On Sunday, I watched Haverford play Salisbury, a D-III Maryland school ranked 12th in the nation. It had rained most of the morning, and the chilly gray skies ruled out any possibility that the moisture would evaporate. The 1 p.m. match was moved inside the field house. Haverford set up four makeshift courts on the gleaming rubberized surface. The lighting was dim, the courts bizarre, crisscrossed with lines for basketball and and track and field.
But the tennis was excellent. Salisbury won two of the three doubles courts. At #1, Haverford’s Kinrade and Steigel shut down Salisbury’s Kincaid and Burtzlaff. They traded service games to 8-all, taking the match to a tiebreak.

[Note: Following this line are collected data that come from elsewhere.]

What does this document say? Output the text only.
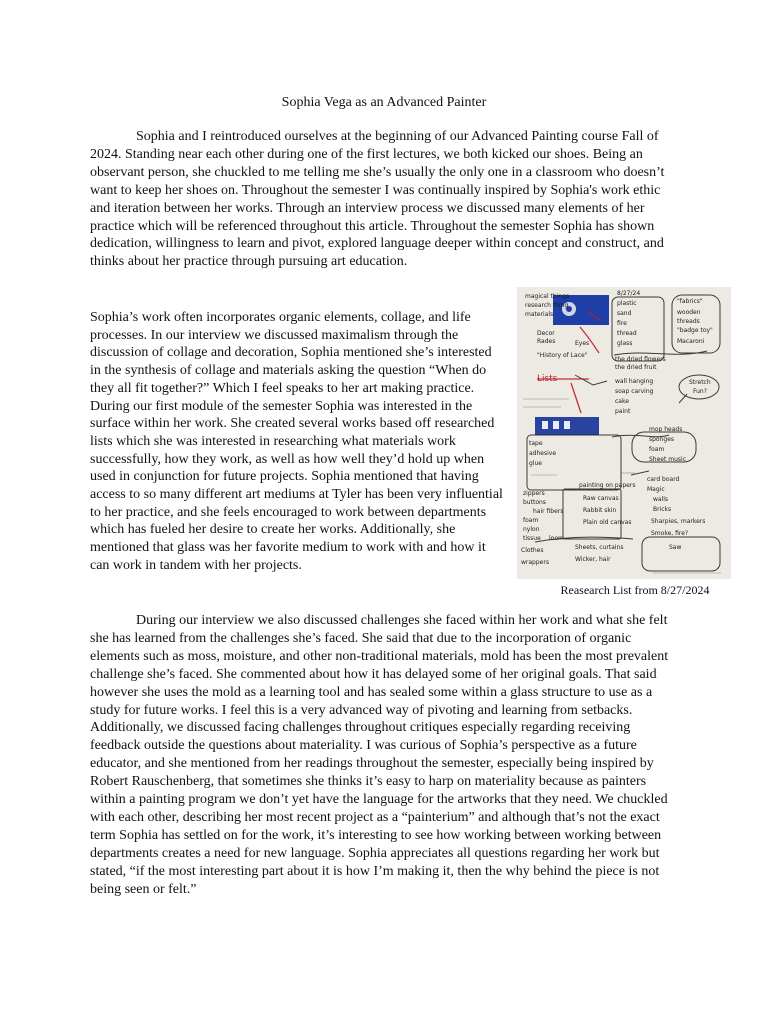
Sophia Vega as an Advanced Painter

Sophia and I reintroduced ourselves at the beginning of our Advanced Painting course Fall of 2024. Standing near each other during one of the first lectures, we both kicked our shoes. Being an observant person, she chuckled to me telling me she’s usually the only one in a classroom who doesn’t want to keep her shoes on. Throughout the semester I was continually inspired by Sophia's work ethic and iteration between her works. Through an interview process we discussed many elements of her practice which will be referenced throughout this article. Throughout the semester Sophia has shown dedication, willingness to learn and pivot, explored language deeper within concept and construct, and thinks about her practice through pursuing art education.

Sophia’s work often incorporates organic elements, collage, and life processes. In our interview we discussed maximalism through the discussion of collage and decoration, Sophia mentioned she’s interested in the synthesis of collage and materials asking the question “When do they all fit together?” Which I feel speaks to her art making practice. During our first module of the semester Sophia was interested in the surface within her work. She created several works based off researched lists which she was interested in researching what materials work successfully, how they work, as well as how well they’d hold up when used in conjunction for future projects. Sophia mentioned that having access to so many different art mediums at Tyler has been very influential to her practice, and she feels encouraged to work between departments which has fueled her desire to create her works. Additionally, she mentioned that glass was her favorite medium to work with and how it can work in tandem with her projects.

magical things
research thing
materials
8/27/24
Decor
Rades	Eyes
"History of Lace"
Lists
plastic
sand
fire
thread
glass
"fabrics"
wooden
threads
"badge toy"
Macaroni
the dried flowers
the dried fruit
Stretch
Fun?
wall hanging
soap carving
cake
paint
tape
adhesive
glue
mop heads
sponges
foam
Sheet music
painting on papers
Raw canvas
Rabbit skin
Plain old canvas
zippers
buttons
hair fibers
foam
nylon
tissue loom
Clothes
wrappers
card board
Magic
walls
Bricks
Sharpies, markers
Smoke, fire?
Sheets, curtains
Wicker, hair
Saw
Reasearch List from 8/27/2024

During our interview we also discussed challenges she faced within her work and what she felt she has learned from the challenges she’s faced. She said that due to the incorporation of organic elements such as moss, moisture, and other non-traditional materials, mold has been the most prevalent challenge she’s faced. She commented about how it has delayed some of her original goals. That said however she uses the mold as a learning tool and has sealed some within a glass structure to use as a study for future works. I feel this is a very advanced way of pivoting and learning from setbacks. Additionally, we discussed facing challenges throughout critiques especially regarding receiving feedback outside the questions about materiality. I was curious of Sophia’s perspective as a future educator, and she mentioned from her readings throughout the semester, especially being inspired by Robert Rauschenberg, that sometimes she thinks it’s easy to harp on materiality because as painters within a painting program we don’t yet have the language for the artworks that they need. We chuckled with each other, describing her most recent project as a “painterium” and although that’s not the exact term Sophia has settled on for the work, it’s interesting to see how working between working between departments creates a need for new language. Sophia appreciates all questions regarding her work but stated, “if the most interesting part about it is how I’m making it, then the why behind the piece is not being seen or felt.”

Haverford had been on its heels for most of the match, saving multiple break points to keep the score even. But in the breaker, they sprinted ahead. Kinrade punished a meek lob with a thunderous smash, then served for the match. He launched a missile at Kincaid. The return sailed long.

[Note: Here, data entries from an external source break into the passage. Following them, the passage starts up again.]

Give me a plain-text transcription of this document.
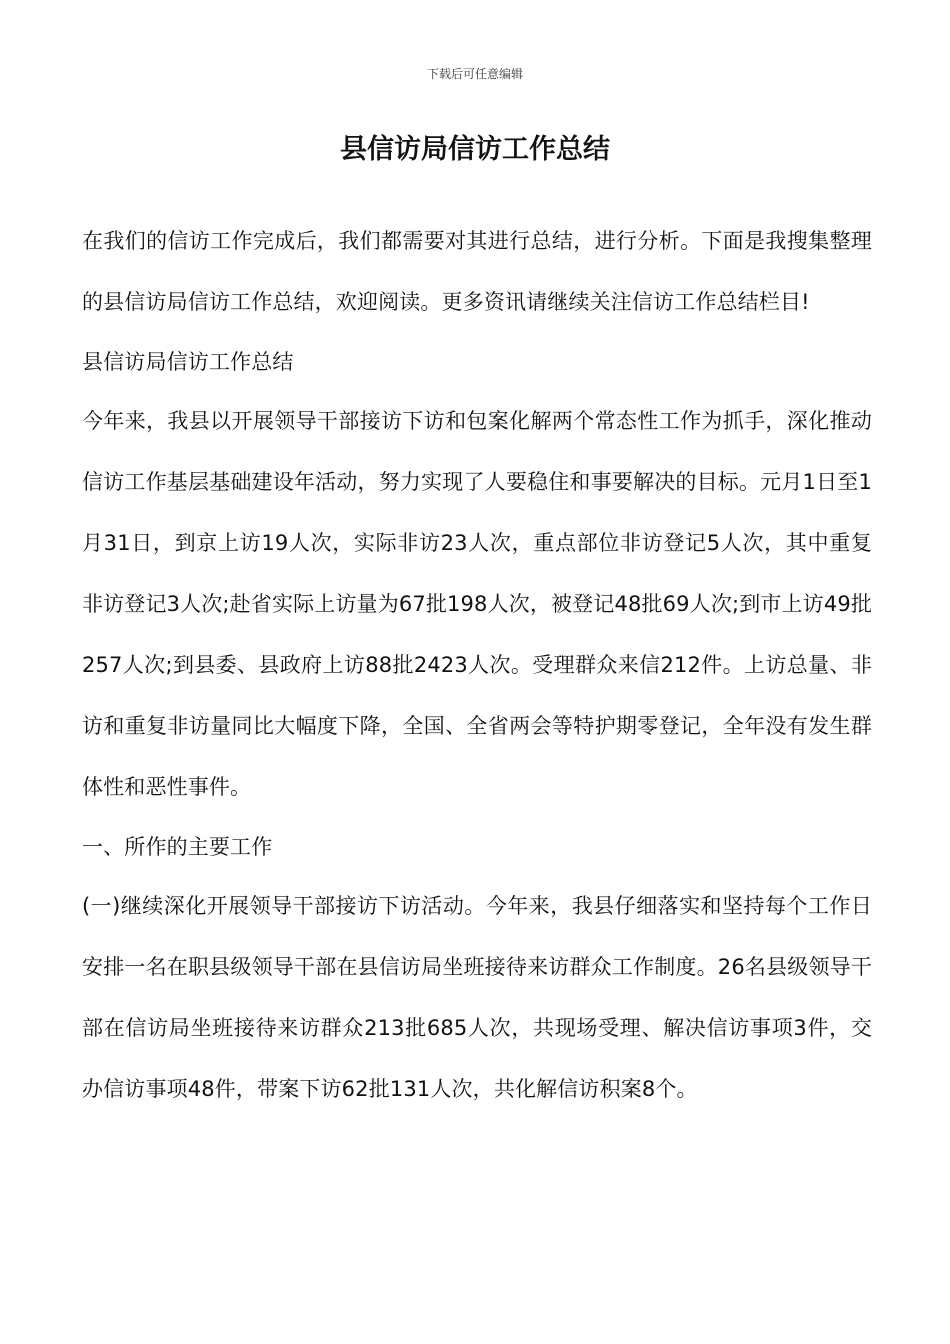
下载后可任意编辑
县信访局信访工作总结

在我们的信访工作完成后，我们都需要对其进行总结，进行分析。下面是我搜集整理的县信访局信访工作总结，欢迎阅读。更多资讯请继续关注信访工作总结栏目!

县信访局信访工作总结

今年来，我县以开展领导干部接访下访和包案化解两个常态性工作为抓手，深化推动信访工作基层基础建设年活动，努力实现了人要稳住和事要解决的目标。元月1日至1月31日，到京上访19人次，实际非访23人次，重点部位非访登记5人次，其中重复非访登记3人次;赴省实际上访量为67批198人次，被登记48批69人次;到市上访49批257人次;到县委、县政府上访88批2423人次。受理群众来信212件。上访总量、非访和重复非访量同比大幅度下降，全国、全省两会等特护期零登记，全年没有发生群体性和恶性事件。

一、所作的主要工作

(一)继续深化开展领导干部接访下访活动。今年来，我县仔细落实和坚持每个工作日安排一名在职县级领导干部在县信访局坐班接待来访群众工作制度。26名县级领导干部在信访局坐班接待来访群众213批685人次，共现场受理、解决信访事项3件，交办信访事项48件，带案下访62批131人次，共化解信访积案8个。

Salisbury dominated the singles. At #1, Haverford’s Kinrade battled Salisbury’s Kincaid. Both guys served big, with intimidating first deliveries and penetrating spins and kicks on their second serves. The points were long. Kinrade kept the ball deep with heavily topspun groundstrokes. But Kincaid would eventually step in and angle the ball short with a slice, taking Kinrade out of the point. Every once in awhile, Kinrade would shelve the topspin and rip a cold-blooded winner, but not often enough. Kincaid prevailed 6-4, 6-2.
Haverford took two singles courts, but dropped the rest, giving Salisbury a 6-3 win. But it was a good showing for Haverford–a loss to a national power in a non-league match, but a step forward in their quest for a berth in the NCAAs.